The Royal Air Force rank titles can, at times, appear confusing and the fact that they are all apparently geared towards "air-crew" roles is difficult to understand and would seem to sit uneasily with other roles within the service, such as engineering ground-crew, intelligence, medical, etc.
If, however, it is decided when an organisation such as the RAF is founded to establish a new tradition that the terms "flight," "squadron" and "wing" are to be the generic titles for ALL sub-units of the organisation, regardless of whether they are flying roles or not then the officer titles make much more sense. Flight
may not be exactly equivalent to Platoon
but they are certainly analagous terms.
This example is not intended to directly represent the contemporary RAF but let's say an operational "Group" may have a flying "Wing" composed of several "Squadrons," each, in turn, made up of a number of "Flights". This may be backed-up by a non-flying "support Wing" comprised of a number of engineering squadrons, a medical squadron, and so on. In that respect, the officer rank titles are not intended solely to indicate specifically "air-crew" roles but rather to give an indication of the level of command at which that officer operates.

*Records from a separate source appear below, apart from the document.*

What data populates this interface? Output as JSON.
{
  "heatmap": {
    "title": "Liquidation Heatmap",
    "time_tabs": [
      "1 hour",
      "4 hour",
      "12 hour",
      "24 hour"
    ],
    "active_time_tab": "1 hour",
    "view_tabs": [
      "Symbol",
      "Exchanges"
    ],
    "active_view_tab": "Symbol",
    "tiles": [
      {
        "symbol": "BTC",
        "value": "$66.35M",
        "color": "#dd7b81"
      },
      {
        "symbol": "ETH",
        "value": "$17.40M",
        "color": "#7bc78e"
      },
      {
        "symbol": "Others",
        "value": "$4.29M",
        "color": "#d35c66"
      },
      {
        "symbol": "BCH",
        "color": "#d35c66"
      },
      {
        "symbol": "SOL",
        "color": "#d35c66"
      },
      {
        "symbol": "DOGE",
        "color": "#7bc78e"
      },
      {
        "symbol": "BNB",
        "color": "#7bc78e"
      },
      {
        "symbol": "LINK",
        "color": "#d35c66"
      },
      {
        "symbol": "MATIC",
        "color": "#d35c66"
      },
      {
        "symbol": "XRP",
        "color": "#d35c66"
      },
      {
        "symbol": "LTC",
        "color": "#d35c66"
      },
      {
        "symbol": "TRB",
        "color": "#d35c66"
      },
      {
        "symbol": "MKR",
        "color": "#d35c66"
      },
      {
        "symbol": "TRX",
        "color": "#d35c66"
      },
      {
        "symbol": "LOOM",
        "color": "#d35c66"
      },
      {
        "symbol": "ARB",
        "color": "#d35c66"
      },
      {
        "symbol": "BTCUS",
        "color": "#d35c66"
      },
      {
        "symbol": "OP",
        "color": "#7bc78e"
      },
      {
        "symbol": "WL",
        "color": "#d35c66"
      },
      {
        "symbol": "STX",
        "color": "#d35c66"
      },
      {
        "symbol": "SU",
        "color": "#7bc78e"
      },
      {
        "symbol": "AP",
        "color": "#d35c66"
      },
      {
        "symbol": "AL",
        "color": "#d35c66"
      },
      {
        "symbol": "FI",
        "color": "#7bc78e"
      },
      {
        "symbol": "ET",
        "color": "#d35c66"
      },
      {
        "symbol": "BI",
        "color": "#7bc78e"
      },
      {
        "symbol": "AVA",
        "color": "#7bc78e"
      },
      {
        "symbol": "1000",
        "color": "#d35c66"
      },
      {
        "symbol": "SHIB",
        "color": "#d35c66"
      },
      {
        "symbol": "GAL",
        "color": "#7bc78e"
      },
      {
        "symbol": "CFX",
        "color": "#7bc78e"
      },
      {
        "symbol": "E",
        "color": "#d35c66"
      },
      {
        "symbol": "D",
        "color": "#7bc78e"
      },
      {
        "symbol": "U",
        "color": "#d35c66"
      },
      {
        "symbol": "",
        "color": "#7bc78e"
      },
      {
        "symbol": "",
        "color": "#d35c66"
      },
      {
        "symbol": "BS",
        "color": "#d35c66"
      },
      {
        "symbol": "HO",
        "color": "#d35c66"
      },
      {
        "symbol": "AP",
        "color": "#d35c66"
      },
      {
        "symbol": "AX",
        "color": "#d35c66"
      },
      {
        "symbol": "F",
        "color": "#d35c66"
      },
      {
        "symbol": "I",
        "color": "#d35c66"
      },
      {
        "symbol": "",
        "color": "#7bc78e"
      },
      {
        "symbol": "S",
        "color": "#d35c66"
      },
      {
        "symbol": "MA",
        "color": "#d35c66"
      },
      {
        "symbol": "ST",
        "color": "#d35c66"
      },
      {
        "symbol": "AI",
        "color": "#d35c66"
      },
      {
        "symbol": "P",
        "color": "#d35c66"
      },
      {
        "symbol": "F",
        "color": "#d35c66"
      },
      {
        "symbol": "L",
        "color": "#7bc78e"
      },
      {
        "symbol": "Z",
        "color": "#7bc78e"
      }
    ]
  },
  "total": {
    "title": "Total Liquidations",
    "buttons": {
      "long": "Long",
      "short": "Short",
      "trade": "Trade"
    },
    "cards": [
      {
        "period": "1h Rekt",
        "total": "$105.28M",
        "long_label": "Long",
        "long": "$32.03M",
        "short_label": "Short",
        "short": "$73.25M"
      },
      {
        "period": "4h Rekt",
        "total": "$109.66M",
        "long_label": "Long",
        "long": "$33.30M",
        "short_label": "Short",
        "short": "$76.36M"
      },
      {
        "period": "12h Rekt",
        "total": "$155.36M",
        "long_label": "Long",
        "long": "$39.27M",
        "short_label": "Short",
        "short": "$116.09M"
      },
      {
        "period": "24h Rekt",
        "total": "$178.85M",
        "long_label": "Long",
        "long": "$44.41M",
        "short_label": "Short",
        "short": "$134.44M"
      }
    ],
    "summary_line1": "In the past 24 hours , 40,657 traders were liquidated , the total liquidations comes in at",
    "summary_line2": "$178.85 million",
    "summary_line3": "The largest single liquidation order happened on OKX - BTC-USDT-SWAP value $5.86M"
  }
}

Obviously, the way in which this works nowadays has deviated somewhat from the structure of the RAF when it was first established so the direct level of equivalency between operational sub-unit and corresponding officer title has disappeared a little but it is still possible to track back to those origins. The only RAF officer ranks that never really worked for me were the two most junior; Flying Officer and Pilot Officer - because they really do seem too specific to air-crew roles; the use of "officer" is a bit clunky too. Something like Sub-Lieutenant and Ensign or Subaltern and Second Sunbaltern might have worked better (+/- other prefixes like "Flight-" or "Air-"). Anyway, that's a tangential point.
The same basic principle of creating a new tradition with new terminology would certainly be one option that could be applied to a space force. (Truth be told, I still like the naval-type approach - there's something magnificent about the idea of exploring and "sailing the cosmos"...!!
You're absolutely right, the Dan Dare strip was a very good example of a particularly British "take" on a space fleet, even though it was essentially in international organisation. Sir Hubert Guest was very "RAF" - although I seem to recall that "Controller of the Space Fleet" was
his correct title...? I'll check!
Hampson was indeed pretty thorough in his creation - I have a lot of source material but I don't think I ever managed to put together a complete and definitive rank structure from what I had. I do recall that there were some pretty impressive dress/mess uniforms in some of the episodes!
It's not quite how I'd picture an "offcial" British Ministry of Defence armed Space Fleet but I agree it has some resonances!